Sungbong Kim, Roozbeh Ghaffari, and John A. Rogers

Hitting the gym — The team recruited four healthy volunteers to test their monitors.

During the trial, researchers mimicked mental stress by disrupting the participants' sleep schedules for seven days, similar to what one might experience when over-stressed from long studying or research sessions. This was then followed by a period of respite, with regular sleep and supplemental vitamin C, that lasted for fourteen days.

Every day, while wearing the monitors, the participants rode exercise bikes and the devices measured each volunteer's sweat and tracked the level of cortisol in their secretions.

Cortisol in the body follows its own circadian rhythm — it peaks in the afternoon and wanes in the evening, but for three of four volunteers, mental stress during the trial led to the disruption of this natural rhythm and caused higher levels of cortisol.

This kind of disruption to someone's natural cortisol levels could affect both their tendency for anxiety and insomnia, write the authors. After two weeks back at their regular routines and taking vitamin C, a vitamin known to reduce cortisol levels, the researchers report that participants recovered their original cortisol rhythms.

Importantly, the results from the sweat monitor were also confirmed by saliva samples from the participants, suggesting it is a reliable measure of cortisol levels.

Chilling out — While the results of this study are fairly encouraging for how a device like this might be used in real-time to address harmful levels of stress, it is important to remember that this was too small of a sample to truly represent how such a device would perform for the average person.

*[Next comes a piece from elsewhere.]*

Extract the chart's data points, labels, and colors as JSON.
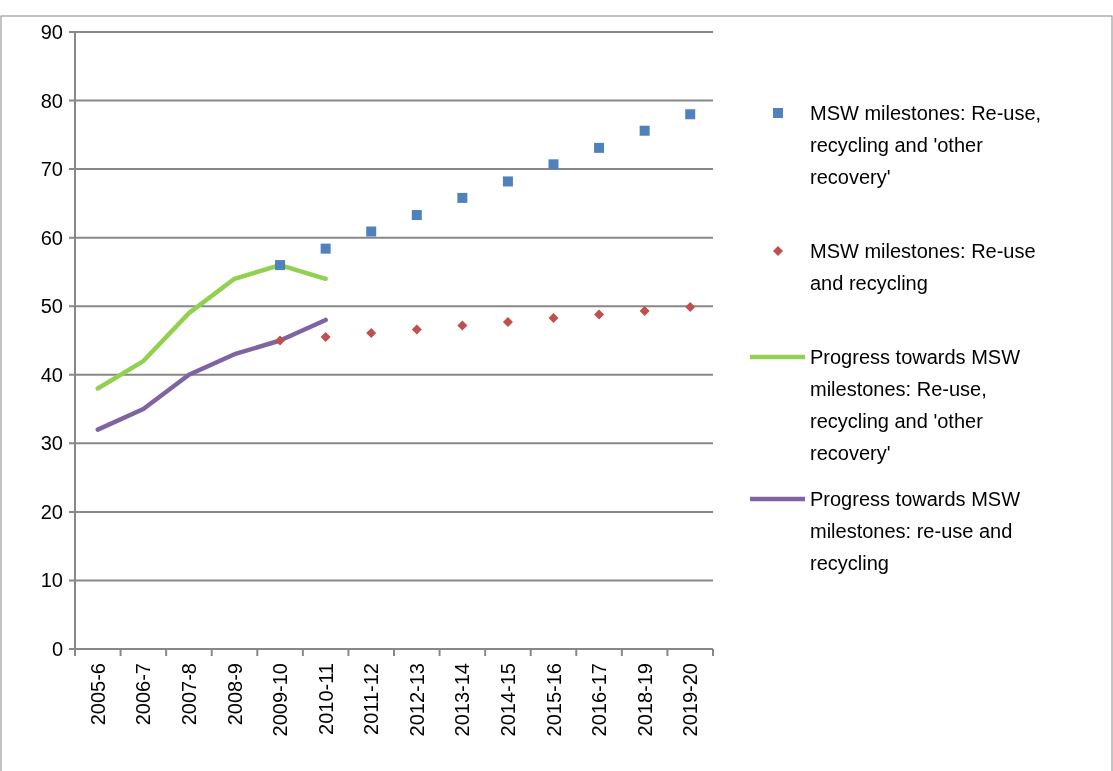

In the future, the researchers tell Inverse that they plan to expand this research by testing the devices in larger clinical groups across a wide range of applications, including workers, the elderly, and even athletes.

Abstract: Soft microfluidic systems that capture, store, and perform biomarker analysis of microliter volumes of sweat, in situ, as it emerges from the surface of the skin, represent an emerging class of wearable technology with powerful capabilities that complement those of traditional biophysical sensing devices. Recent work establishes applications in the real-time characterization of sweat dynamics and sweat chemistry in the context of sports performance and healthcare diagnostics. This paper presents a collection of advances in biochemical sensors and microfluidic designs that support multimodal operation in the monitoring of physiological signatures directly correlated to physical and mental stresses. These wireless, battery-free, skin-interfaced devices combine lateral flow immunoassays for cortisol, fluorometric assays for glucose and ascorbic acid (vitamin C), and digital tracking of skin galvanic responses. Systematic benchtop evaluations and field studies on human subjects highlight the key features of this platform for the continuous, noninvasive monitoring of biochemical and biophysical correlates of the stress state.